Moore, however, can’t resist cutting to his hometown of Flint, Michigan, harking back to his first film Roger & Me and, perhaps, getting a little off-topic. The whole appalling contaminated water saga in that already terribly depressed town is shown in all its glory and Moore gets notably bolder, calling Governor Rick Snyder a racist and a criminal. It’s hard not to believe him too, but if Snyder knowingly let children in black communities die, then he’s also a murderer.
You also might just breathe a sigh of relief when Barack Obama is seen late on and you suddenly remember how an actual President conducts himself – or do you? Does this much-mythologised figure have some part in this horror story too?

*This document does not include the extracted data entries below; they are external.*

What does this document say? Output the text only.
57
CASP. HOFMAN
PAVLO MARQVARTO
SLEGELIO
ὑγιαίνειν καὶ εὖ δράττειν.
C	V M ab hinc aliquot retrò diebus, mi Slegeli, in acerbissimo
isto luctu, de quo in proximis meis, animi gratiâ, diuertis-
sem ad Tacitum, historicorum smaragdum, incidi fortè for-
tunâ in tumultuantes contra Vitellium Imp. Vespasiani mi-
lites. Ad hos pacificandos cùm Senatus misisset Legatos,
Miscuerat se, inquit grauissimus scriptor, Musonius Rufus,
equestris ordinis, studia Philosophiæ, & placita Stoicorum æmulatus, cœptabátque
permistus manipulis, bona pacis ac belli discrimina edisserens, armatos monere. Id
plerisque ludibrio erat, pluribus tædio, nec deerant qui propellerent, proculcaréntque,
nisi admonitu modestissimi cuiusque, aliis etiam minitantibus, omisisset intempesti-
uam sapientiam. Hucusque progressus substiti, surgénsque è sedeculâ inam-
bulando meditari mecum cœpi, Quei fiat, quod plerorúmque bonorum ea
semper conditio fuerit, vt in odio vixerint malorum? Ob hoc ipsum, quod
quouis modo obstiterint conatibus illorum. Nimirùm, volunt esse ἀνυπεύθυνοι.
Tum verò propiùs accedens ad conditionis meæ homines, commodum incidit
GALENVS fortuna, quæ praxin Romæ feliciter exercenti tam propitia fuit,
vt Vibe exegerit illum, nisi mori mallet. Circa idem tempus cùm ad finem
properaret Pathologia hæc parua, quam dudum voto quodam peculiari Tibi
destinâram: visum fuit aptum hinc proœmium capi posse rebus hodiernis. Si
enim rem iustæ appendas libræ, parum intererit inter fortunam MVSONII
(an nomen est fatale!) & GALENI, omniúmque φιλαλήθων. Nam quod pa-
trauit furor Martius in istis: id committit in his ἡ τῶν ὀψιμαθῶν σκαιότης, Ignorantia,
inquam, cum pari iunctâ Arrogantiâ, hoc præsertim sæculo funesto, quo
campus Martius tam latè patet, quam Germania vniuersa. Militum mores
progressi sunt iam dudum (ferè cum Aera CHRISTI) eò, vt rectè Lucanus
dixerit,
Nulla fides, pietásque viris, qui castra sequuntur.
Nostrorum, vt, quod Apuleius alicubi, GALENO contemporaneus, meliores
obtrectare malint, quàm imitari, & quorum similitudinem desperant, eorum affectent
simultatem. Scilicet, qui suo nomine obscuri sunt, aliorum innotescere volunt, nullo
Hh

Looking for some ray of hope and going once more for the underdogs, Moore returns to form when we see how Virginian teachers engaged in strike action despite fears of losing their jobs, and later he has an audience with those outspoken Parkland survivor kids in a supposedly secret location. And it’s a relief to see a bit of ‘people power’ after so many nightmares.
Finally there’s a glimmer of Moore’s own Bowling For Columbine as he considers how many Trump supporters have guns (LOTS of guns) and proudly proclaim their willingness to engage in violent revolution. We also have a sort of apocalyptic coda and, you guessed it, complex comparisons between Trump and Hitler which are unnerving, but do maybe go one step too far. After all, Trump is surely too stupid to pull off any of Hitler’s tricks, and probably thinks that the Third Reich is a German hamburger chain.
Early on Moore also notes that Trump has been responsible for so many scandals and controversies that we’re all exhausted and can no longer see them for what they truly are, meaning that he can happily continue. And given how damn long it takes to make any movie, this MM doco is already a little out-of-date and so much here looks like old news, now that we’re currently dealing with the ‘#MAGA Pipe-Bomber’, the Pittsburgh synagogue shooting, the migrant caravan that Republicans want to nuke, and so much more.
And please, anyone! Is America great again yet???